The current Internet architecture has scaled beyond the wildest dreams of its designers. However, it has a number of significant problems when employed to fulfill service requirements or when applied to some classes of networks for which it was not originally designed.  In this tutorial we will investigate the unique performance characteris-tics of some specialized networks that present significant challenges for supporting the Internet architecture.  We shall approach this investiga-tion with a focus on the architectural consequen-ces of these characteristics.  We will conclude with a review of the Delay Tolerant Networking Architecture and its architectural approach to handle these types of networks.

Outline:

  1. Introduction
    1. Reviewing the Internet Architecture
  2. The Internet Model in Challenged Environments
    1. TCP with large RTTs or high loss
    2. DNS and application time-outs and related problems
    3. Performance enhancing proxies
    4. Protocol modifications
    5. Issues with naming and interoperability
  3. Some Interesting Challenged Environments
    1. Sensor Networks
    2. ZebraNet
    3. Deep Space Network
    4. Military Style Ad-hoc networks
    5. Acoustic underwater networks
    6. Sneakernet-type approaches (DakNet, Wizzy Courier)
  4. Elements of Delay and Disruption Tolerance
    1. Naming and interoperability
    2. Store and forward operation
    3. Reliability
    4. Routing
    5. Security
    6. Application interface
  5. Bundling Protocol and API Overview
  6. Status and Futures
    1. Other efforts in related areas and status
    2. Unsolved problems/research areas
    3. Potential applications

Audience:

Researchers, network architects, and protocol implementers from government, academia or industry interested in the performance characteristics of unusual networks (sensor networks, epidemically-routed networks, space networks, battlefield ad-hoc networks, etc.) and how to interconnect them. 

Biographies: 

Kevin Fall, PhD 1994 from UC San Diego, is a Research Scientist at Intel Research in Berkeley, CA.  He is presently chair of the IRTF Delay Tolerant Networking Research Group (DTNRG).  In collabora-tion with researchers at UC Berkeley, he is involved in a new project aimed at developing information and communication technologies for developing regions of the world.  Prior to his arrival at Intel, he was a co-founder of NetBoost Corporation, and an adjunct professor at UC Berkeley.

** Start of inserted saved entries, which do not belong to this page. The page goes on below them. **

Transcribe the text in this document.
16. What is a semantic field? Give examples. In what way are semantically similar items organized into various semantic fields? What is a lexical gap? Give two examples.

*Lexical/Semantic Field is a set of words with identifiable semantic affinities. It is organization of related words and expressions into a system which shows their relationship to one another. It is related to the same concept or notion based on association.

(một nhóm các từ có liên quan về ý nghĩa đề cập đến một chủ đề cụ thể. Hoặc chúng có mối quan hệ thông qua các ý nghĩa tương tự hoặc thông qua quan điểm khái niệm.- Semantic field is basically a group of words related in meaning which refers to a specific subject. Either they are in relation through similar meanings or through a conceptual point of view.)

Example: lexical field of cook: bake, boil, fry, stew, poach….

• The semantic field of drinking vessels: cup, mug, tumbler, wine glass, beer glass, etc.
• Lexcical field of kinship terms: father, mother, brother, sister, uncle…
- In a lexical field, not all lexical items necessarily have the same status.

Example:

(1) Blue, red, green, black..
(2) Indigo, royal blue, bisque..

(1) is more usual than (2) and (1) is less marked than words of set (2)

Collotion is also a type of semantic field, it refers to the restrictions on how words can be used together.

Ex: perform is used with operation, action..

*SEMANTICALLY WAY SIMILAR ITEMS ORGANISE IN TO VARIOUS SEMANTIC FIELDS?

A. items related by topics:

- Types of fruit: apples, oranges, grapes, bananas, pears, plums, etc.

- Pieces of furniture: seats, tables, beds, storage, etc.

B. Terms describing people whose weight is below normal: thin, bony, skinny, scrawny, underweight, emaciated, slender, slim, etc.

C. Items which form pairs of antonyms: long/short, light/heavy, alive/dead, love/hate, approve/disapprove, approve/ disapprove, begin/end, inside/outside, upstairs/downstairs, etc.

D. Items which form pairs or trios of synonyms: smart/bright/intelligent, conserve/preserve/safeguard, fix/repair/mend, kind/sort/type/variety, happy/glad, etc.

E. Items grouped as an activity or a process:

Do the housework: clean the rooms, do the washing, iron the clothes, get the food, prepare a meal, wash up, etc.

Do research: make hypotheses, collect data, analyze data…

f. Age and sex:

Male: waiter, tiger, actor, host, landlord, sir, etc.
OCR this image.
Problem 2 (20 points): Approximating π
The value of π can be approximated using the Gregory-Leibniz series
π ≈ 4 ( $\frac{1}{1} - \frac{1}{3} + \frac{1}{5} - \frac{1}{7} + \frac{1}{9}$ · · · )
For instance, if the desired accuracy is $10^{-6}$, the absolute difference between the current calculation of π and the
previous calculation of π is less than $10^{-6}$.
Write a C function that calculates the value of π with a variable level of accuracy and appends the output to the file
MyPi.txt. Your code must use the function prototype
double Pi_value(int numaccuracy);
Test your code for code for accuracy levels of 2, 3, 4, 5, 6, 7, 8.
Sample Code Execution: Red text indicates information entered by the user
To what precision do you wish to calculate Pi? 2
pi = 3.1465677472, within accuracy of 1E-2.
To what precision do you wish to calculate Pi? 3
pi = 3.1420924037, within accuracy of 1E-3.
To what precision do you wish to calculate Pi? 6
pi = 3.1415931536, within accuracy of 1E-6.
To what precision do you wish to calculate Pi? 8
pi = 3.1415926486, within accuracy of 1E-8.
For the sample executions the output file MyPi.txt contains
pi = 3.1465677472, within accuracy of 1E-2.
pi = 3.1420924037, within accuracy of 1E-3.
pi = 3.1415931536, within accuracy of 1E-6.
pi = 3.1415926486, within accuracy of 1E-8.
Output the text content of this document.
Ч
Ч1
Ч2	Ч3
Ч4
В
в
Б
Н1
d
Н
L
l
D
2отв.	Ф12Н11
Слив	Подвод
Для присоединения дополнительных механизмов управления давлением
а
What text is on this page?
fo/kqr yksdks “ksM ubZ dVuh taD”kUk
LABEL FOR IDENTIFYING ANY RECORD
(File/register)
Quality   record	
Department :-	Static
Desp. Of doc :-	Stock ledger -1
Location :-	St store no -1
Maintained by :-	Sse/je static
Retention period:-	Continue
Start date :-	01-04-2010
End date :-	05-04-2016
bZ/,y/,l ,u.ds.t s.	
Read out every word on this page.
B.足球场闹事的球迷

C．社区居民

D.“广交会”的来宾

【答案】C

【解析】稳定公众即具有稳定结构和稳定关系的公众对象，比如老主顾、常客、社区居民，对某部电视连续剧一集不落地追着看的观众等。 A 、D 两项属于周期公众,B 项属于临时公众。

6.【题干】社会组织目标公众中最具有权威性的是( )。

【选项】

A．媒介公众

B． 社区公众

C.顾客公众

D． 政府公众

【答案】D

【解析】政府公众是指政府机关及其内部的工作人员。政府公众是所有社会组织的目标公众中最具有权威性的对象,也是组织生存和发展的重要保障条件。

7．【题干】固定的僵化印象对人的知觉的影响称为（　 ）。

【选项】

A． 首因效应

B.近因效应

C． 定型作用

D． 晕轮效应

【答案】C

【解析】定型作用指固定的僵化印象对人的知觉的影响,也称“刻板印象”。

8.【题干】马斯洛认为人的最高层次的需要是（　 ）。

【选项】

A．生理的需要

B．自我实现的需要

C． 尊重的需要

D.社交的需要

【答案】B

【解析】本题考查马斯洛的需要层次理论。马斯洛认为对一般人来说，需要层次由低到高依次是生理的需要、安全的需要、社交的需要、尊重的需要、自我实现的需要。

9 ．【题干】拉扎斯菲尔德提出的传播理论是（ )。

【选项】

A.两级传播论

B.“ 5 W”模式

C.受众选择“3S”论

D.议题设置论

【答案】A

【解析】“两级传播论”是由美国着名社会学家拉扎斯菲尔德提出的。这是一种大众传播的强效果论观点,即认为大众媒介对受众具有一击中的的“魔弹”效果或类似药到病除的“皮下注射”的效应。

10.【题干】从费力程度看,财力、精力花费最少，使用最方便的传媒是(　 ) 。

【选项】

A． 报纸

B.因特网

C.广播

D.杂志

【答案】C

Robert C. Durst is a Senior Principal Network Engineer at The MITRE Corporation in McLean, VA.  He is a member of the IRTF Delay Tolerant Networking Research Group, and is director of the Space Internetworking Services area of the Consultative Committee for Space Data Systems, a standards organization addressing spacecraft communication and information systems.  Mr. Durst is involved with mobile ad hoc networking for military tactical communication systems, and was the lead designer for the Space Communication Protocol Standards (SCPS) enhancements to TCP and for the SCPS Network Protocol.  He holds a BSEE from the University of Missouri.